Casteel’s project of portraying black men and boys expanded after she left Yale. She devoted a series to portraits of brothers and cousins sitting together in twos or threes. But her big breakthrough came during a residency at the Studio Museum in Harlem. She would walk around and introduce herself to men who hung out on the neighborhood’s streets, asking them to pose for her. If they agreed, she would take dozens, sometimes hundreds, of photographs of her subject and then, back in the studio, let the pictures guide the painting, not as one-to-one representations but as reference material. In time, she would begin to depict women too, often local business owners, and the occasional scene devoid of people.

“Nights in Harlem” includes some of Casteel’s best work. Her renderings are incisive but also empathetic and warm. Her compositions demonstrate how a neighborhood and its public spaces can serve as a kind of home. “Stanley” (2016), for instance, cozies up in a nook bounded on one side by what looks like a construction wall, while the three men in “Cowboy E, Sean Cross, and Og Jabar” (2017) command a flight of steps. (I love the way one man’s leg is cut off by the frame, as it might be in a snapshot.) Many subjects are not centered, as if to let their surroundings complete the picture, and in pieces like “Yvonne and James” (2017), the glow of electric light creates an almost beatific effect that amplifies the warmth the couple exudes. It’s not hard to understand why Casteel calls this “one of my favorite paintings of all time.”

Although her models remain still, Casteel’s paintings never feel static. In part that’s because she rarely renders a figure or an object in a single shade. Her brush strokes have become more fluid over the years, and her pictorial choices more confident, imbuing her latest portrait series, of her students at Rutgers University-Newark, with impressive kinetic energy. For example, the right foot of “Noelle” (2019) melds with the blankets it rests on and becomes an abstract wave of yellow and brown. In “Serwaa and Amoakohene” (2019), a young man and his mother sit proudly and comfortably with their arms resting on each other in a living room awash with color and pattern. You half expect them to spring to life and start talking.

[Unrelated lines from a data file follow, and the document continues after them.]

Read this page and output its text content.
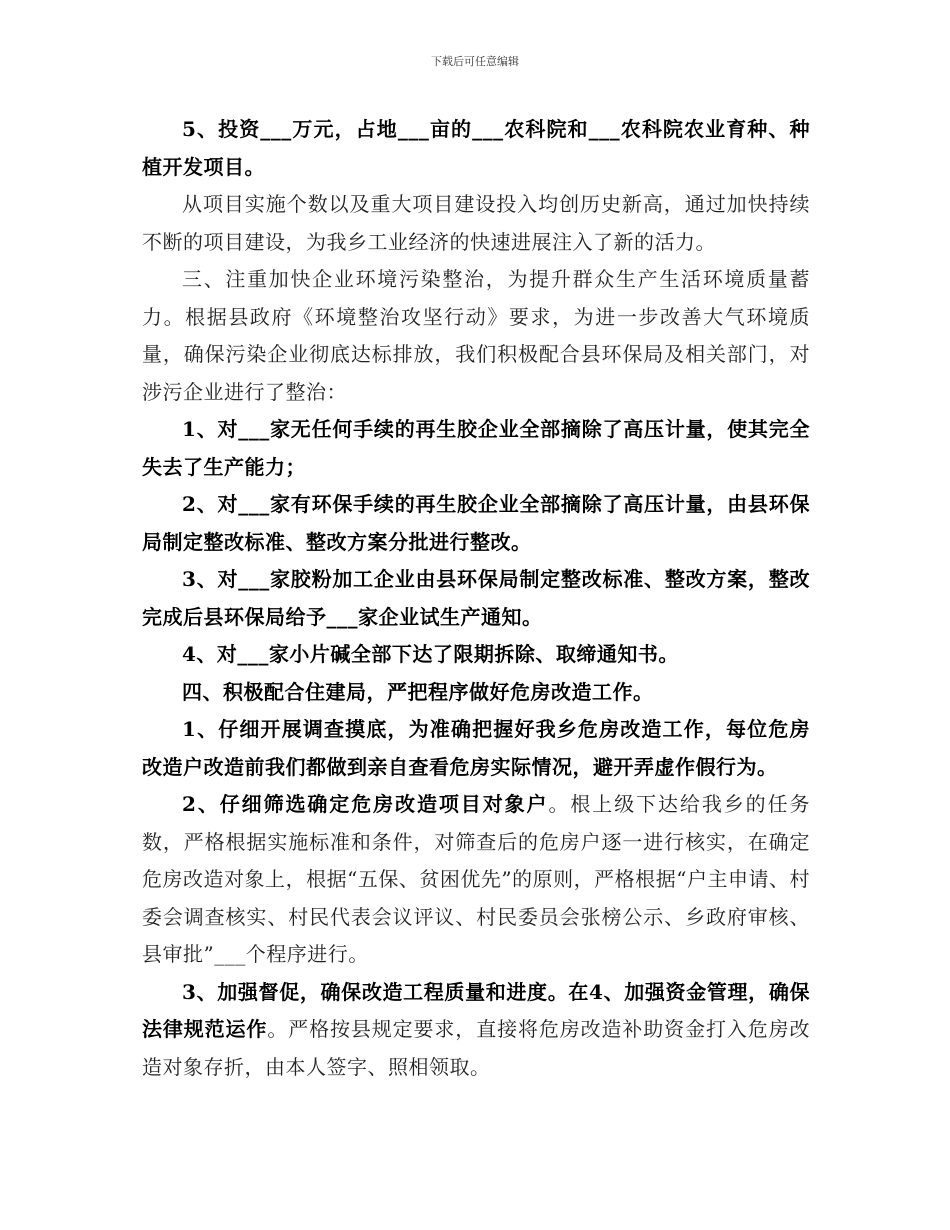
下载后可任意编辑

5、投资___万元，占地___亩的___农科院和___农科院农业育种、种植开发项目。

从项目实施个数以及重大项目建设投入均创历史新高，通过加快持续不断的项目建设，为我乡工业经济的快速进展注入了新的活力。

三、注重加快企业环境污染整治，为提升群众生产生活环境质量蓄力。根据县政府《环境整治攻坚行动》要求，为进一步改善大气环境质量，确保污染企业彻底达标排放，我们积极配合县环保局及相关部门，对涉污企业进行了整治：

1、对___家无任何手续的再生胶企业全部摘除了高压计量，使其完全失去了生产能力；

2、对___家有环保手续的再生胶企业全部摘除了高压计量，由县环保局制定整改标准、整改方案分批进行整改。

3、对___家胶粉加工企业由县环保局制定整改标准、整改方案，整改完成后县环保局给予___家企业试生产通知。

4、对___家小片碱全部下达了限期拆除、取缔通知书。

四、积极配合住建局，严把程序做好危房改造工作。

1、仔细开展调查摸底，为准确把握好我乡危房改造工作，每位危房改造户改造前我们都做到亲自查看危房实际情况，避开弄虚作假行为。

2、仔细筛选确定危房改造项目对象户。根上级下达给我乡的任务数，严格根据实施标准和条件，对筛查后的危房户逐一进行核实，在确定危房改造对象上，根据“五保、贫困优先”的原则，严格根据“户主申请、村委会调查核实、村民代表会议评议、村民委员会张榜公示、乡政府审核、县审批”___个程序进行。

3、加强督促，确保改造工程质量和进度。在4、加强资金管理，确保法律规范运作。严格按县规定要求，直接将危房改造补助资金打入危房改造对象存折，由本人签字、照相领取。
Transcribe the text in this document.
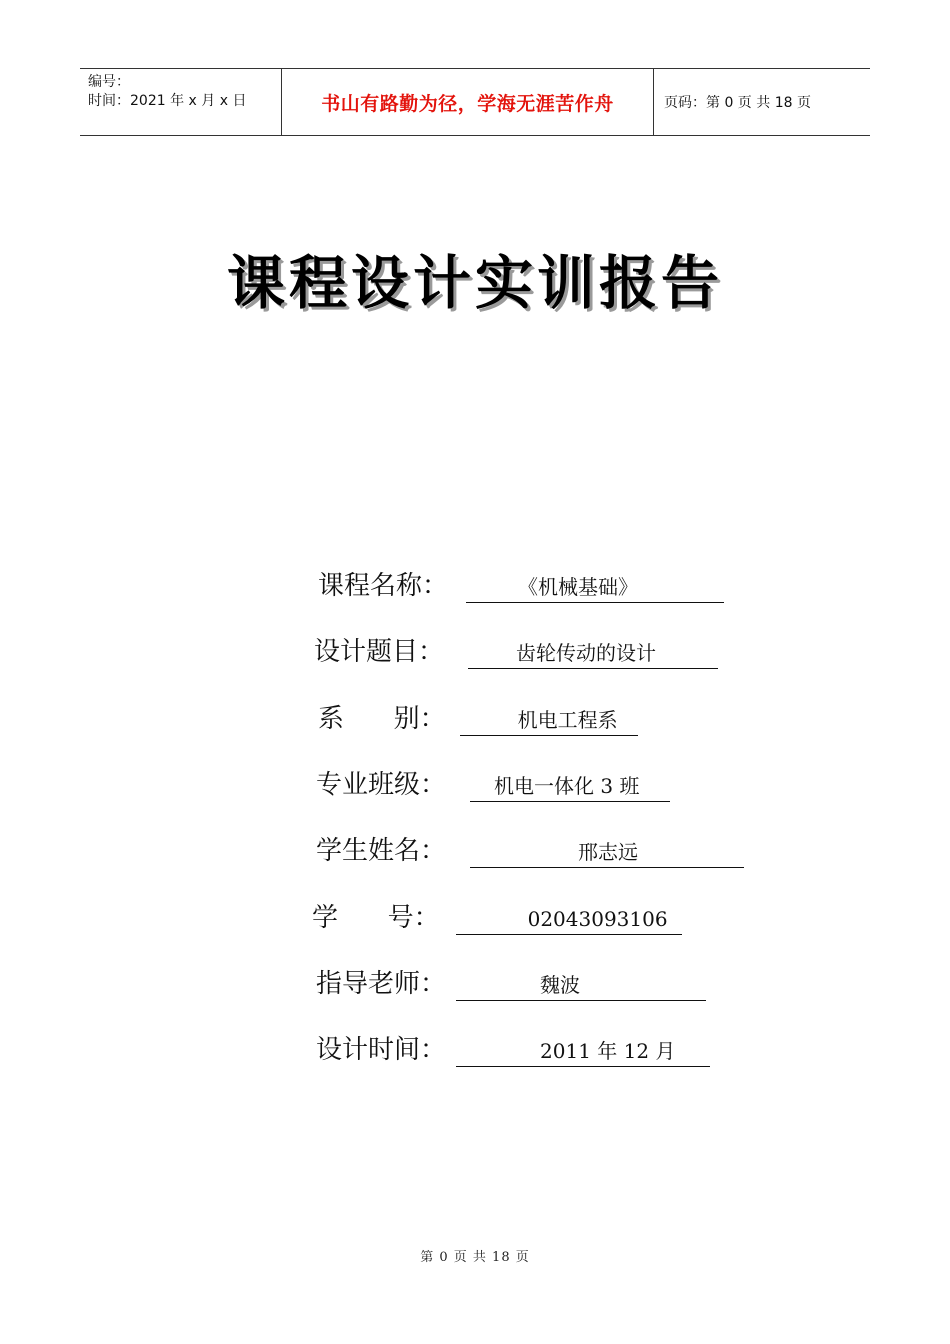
编号：
时间：2021 年 x 月 x 日	书山有路勤为径，学海无涯苦作舟	页码：第 0 页 共 18 页
课程设计实训报告
课程名称：

	《机械基础》

设计题目：

	齿轮传动的设计

系      别：

	机电工程系

专业班级：

机电一体化 3 班

学生姓名：

	邢志远

学      号：

	02043093106

指导老师：

	魏波

设计时间：

	2011 年 12 月

第 0 页 共 18 页
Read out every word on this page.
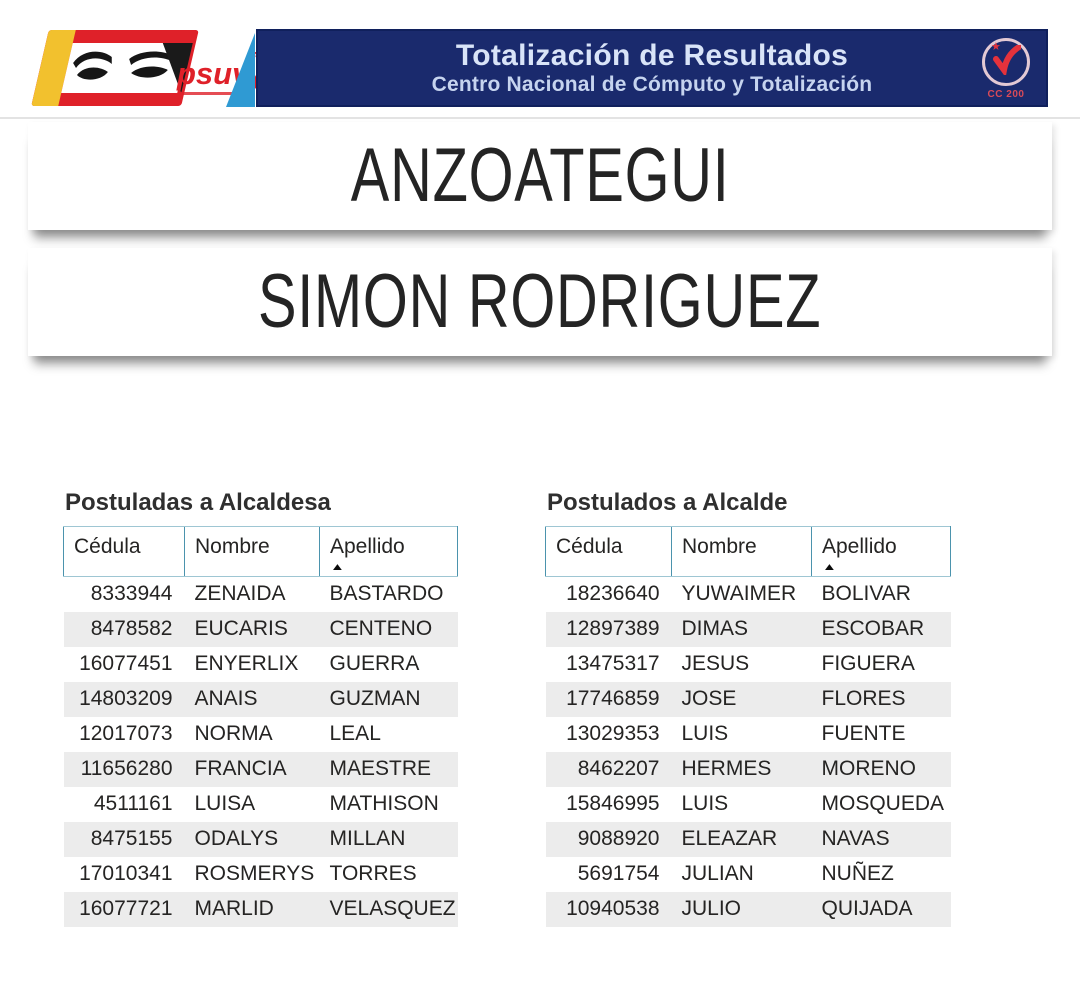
psuv
Totalización de Resultados
Centro Nacional de Cómputo y Totalización
★
CC 200
ANZOATEGUI
SIMON RODRIGUEZ
Postuladas a Alcaldesa
Cédula	Nombre	Apellido
▲

8333944	ZENAIDA	BASTARDO
8478582	EUCARIS	CENTENO
16077451	ENYERLIX	GUERRA
14803209	ANAIS	GUZMAN
12017073	NORMA	LEAL
11656280	FRANCIA	MAESTRE
4511161	LUISA	MATHISON
8475155	ODALYS	MILLAN
17010341	ROSMERYS	TORRES
16077721	MARLID	VELASQUEZ
Postulados a Alcalde
Cédula	Nombre	Apellido
▲

18236640	YUWAIMER	BOLIVAR
12897389	DIMAS	ESCOBAR
13475317	JESUS	FIGUERA
17746859	JOSE	FLORES
13029353	LUIS	FUENTE
8462207	HERMES	MORENO
15846995	LUIS	MOSQUEDA
9088920	ELEAZAR	NAVAS
5691754	JULIAN	NUÑEZ
10940538	JULIO	QUIJADA
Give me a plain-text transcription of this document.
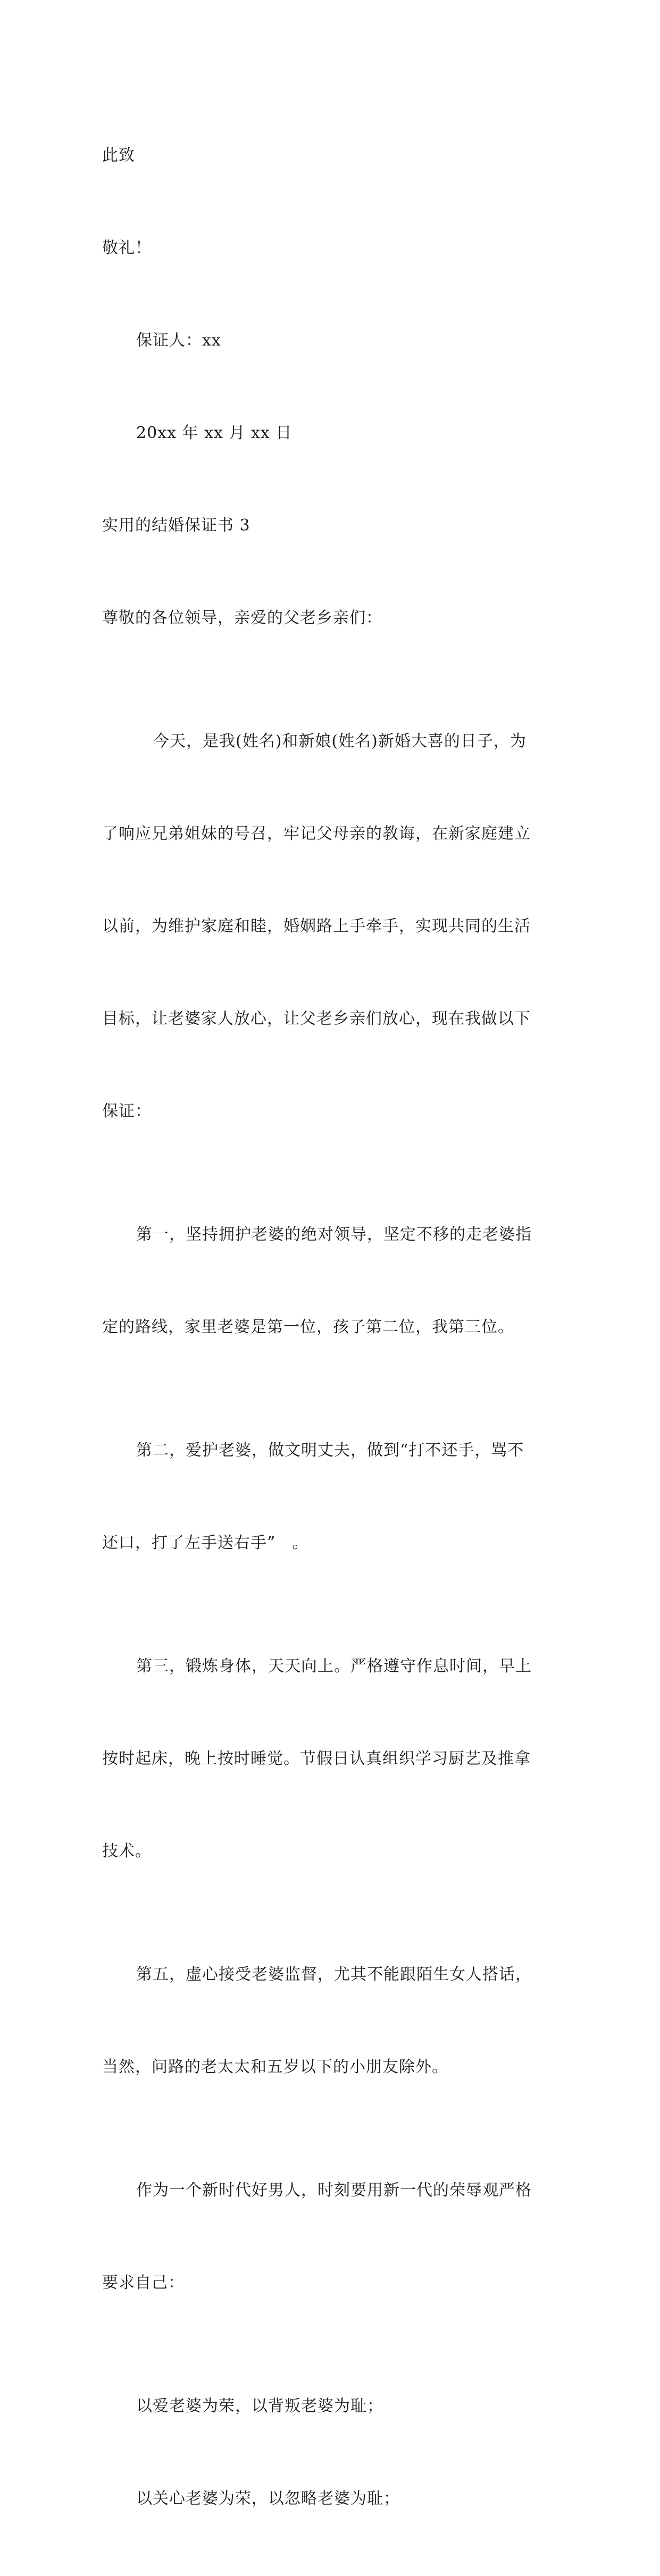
此致

敬礼！

保证人：xx

20xx 年 xx 月 xx 日

实用的结婚保证书 3

尊敬的各位领导，亲爱的父老乡亲们：

今天，是我(姓名)和新娘(姓名)新婚大喜的日子，为

了响应兄弟姐妹的号召，牢记父母亲的教诲，在新家庭建立

以前，为维护家庭和睦，婚姻路上手牵手，实现共同的生活

目标，让老婆家人放心，让父老乡亲们放心，现在我做以下

保证：

第一，坚持拥护老婆的绝对领导，坚定不移的走老婆指

定的路线，家里老婆是第一位，孩子第二位，我第三位。

第二，爱护老婆，做文明丈夫，做到“打不还手，骂不

还口，打了左手送右手”　。

第三，锻炼身体，天天向上。严格遵守作息时间，早上

按时起床，晚上按时睡觉。节假日认真组织学习厨艺及推拿

技术。

第五，虚心接受老婆监督，尤其不能跟陌生女人搭话，

当然，问路的老太太和五岁以下的小朋友除外。

作为一个新时代好男人，时刻要用新一代的荣辱观严格

要求自己：

以爱老婆为荣，以背叛老婆为耻；

以关心老婆为荣，以忽略老婆为耻；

This approach links Casteel to one of her primary inspirations, Alice Neel, who used composition and color to heightened emotional effect. But whereas Neel’s portraits aim for psychological penetration, Casteel’s tend to only hint at what’s beneath the surface. Like the photographs they’re based on, they appear to capture a moment in time, a social exchange or relationship, more than the essence of a person. At her strongest, Casteel seems to be painting her way toward intimacy, balancing her artistic vision with her subjects’ self-presentation. Occasionally that productive tension goes missing, resulting in a work, like “Shirley (Spa Boutique2Go)” (2018), that feels emotionally thin.

Still, it’s important to note that Casteel is only 31 — young to be having a museum exhibition that caps off a dizzyingly successful period since her graduation. Many of the almost 40 paintings in “Within Reach” are recognizable from the regular gallery shows she’s had in New York City since 2014, and nearly every piece comes from a private collection. This casts a slight hyped-up, market-driven pall over the presentation.

Casteel is at a crucial moment when she needs to experiment and develop, not become boxed in. So it’s encouraging to see the inclusion of works from an ongoing series, begun in 2017, in which she paints scenes she’s observed on the subway. They’re not posed, and they often don’t show people’s faces, only gestures and quiet moments. The figures’ anonymity gives the scenes a heightened emotional power in our age of social distancing. Taken alongside Casteel’s portraits, they offer another way of arriving at what may be her true subject, and a message to carry with us until safer times: Getting close to other people — within reach, you might say — is a way of choosing to live in the world.